Running Basic Linear Models


November 13, 2022

In R, basic linear models are run with the lm() function.

lm(y ~ x1 + x2, data = data)

R will choose which type of linear model to do depending on the type of values in x1 and x2.

In all cases, y is continuous.

No count data, no binary (binomial) data, no proprotions.

(Although technically sometimes count data is close enough to continuous and proportions can be transformed)

Quick example

library(palmerpenguins) # To access the penguins data set
m <- lm(body_mass_g ~ bill_depth_mm, data = penguins)

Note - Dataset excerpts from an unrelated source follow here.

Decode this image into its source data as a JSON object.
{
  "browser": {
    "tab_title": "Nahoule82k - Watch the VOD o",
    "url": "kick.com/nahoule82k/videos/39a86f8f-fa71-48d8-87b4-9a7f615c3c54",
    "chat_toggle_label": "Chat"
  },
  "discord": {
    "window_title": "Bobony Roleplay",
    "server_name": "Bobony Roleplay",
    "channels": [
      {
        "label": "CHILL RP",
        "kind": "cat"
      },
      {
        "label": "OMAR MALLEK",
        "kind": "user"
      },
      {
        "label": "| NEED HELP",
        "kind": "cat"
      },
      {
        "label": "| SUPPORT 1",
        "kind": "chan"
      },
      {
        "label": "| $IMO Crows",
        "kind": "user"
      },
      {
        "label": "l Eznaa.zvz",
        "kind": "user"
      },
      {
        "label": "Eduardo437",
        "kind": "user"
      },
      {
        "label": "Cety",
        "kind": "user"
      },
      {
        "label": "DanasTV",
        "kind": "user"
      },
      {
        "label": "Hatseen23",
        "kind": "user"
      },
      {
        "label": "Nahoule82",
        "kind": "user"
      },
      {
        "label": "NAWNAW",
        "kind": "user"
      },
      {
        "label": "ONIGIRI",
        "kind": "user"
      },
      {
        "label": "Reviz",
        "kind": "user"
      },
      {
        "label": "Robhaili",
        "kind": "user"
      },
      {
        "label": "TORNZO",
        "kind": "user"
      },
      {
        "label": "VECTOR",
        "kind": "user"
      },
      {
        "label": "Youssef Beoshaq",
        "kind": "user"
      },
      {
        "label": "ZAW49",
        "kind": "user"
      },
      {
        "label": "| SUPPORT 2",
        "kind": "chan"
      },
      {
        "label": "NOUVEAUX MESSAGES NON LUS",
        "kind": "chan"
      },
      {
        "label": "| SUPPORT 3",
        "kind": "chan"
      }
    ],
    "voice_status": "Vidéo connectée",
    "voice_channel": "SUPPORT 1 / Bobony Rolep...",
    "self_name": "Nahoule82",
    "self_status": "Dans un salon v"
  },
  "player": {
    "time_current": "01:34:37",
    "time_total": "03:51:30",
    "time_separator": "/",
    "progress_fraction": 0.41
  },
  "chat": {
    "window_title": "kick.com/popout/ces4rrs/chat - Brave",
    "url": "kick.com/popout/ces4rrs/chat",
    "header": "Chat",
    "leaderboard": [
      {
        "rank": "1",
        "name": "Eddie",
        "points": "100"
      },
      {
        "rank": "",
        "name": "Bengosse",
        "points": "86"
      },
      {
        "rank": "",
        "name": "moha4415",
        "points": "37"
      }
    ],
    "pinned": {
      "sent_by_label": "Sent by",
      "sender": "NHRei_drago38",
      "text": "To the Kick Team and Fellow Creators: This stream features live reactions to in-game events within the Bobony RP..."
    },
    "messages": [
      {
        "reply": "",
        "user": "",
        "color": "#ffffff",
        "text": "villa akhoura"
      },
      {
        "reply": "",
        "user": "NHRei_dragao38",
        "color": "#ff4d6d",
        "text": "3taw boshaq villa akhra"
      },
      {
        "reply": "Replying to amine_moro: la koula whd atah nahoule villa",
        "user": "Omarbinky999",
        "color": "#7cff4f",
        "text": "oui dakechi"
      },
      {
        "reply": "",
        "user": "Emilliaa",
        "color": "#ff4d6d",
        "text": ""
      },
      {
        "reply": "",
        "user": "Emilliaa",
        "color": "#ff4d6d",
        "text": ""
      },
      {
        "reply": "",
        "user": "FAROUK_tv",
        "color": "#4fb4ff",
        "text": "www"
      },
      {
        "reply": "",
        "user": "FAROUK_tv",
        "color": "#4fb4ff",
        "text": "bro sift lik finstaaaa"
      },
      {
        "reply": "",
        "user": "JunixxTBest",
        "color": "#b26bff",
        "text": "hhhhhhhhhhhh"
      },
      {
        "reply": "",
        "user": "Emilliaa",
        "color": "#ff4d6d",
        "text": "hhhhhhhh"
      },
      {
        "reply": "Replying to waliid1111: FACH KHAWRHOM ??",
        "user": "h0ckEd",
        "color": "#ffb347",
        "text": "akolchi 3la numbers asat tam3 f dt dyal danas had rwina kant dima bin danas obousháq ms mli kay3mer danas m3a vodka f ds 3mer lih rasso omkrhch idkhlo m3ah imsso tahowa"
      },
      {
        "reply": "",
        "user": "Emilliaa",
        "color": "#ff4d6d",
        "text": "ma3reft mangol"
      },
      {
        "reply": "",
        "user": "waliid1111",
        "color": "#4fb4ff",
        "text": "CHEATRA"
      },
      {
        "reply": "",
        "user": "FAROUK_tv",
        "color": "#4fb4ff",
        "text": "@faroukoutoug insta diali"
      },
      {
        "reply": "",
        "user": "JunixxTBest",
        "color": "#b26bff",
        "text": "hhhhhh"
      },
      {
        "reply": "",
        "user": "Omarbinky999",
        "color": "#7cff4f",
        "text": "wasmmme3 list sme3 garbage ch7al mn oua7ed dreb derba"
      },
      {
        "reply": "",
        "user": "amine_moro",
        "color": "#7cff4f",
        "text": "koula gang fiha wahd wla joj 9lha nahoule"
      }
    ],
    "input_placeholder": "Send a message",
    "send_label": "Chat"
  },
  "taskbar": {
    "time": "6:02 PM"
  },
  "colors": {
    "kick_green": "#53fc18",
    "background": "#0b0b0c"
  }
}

lm(formula = body_mass_g ~ bill_depth_mm, data = penguins)

  (Intercept)  bill_depth_mm  
       7488.7         -191.6  

But wait! How do I interpret that?

All the details are stored in the model object m. We can use many other R functions to check our assumptions, summarize the results, or create ANOVA tables.

But first, you really should check your Diagnostics!

Side note on NA’s

By default missing values (NA’s) are dropped from the analysis and from the data contained by the model. However, even better is to use na.exclude.

m <- lm(body_mass_g ~ bill_depth_mm, data = penguins, na.action = na.exclude)

This also excludes missing values (NA’s) from the analysis, but not from the data you extract from the model (which makes it much easier to combine back with your raw data set when performing Diagnostics).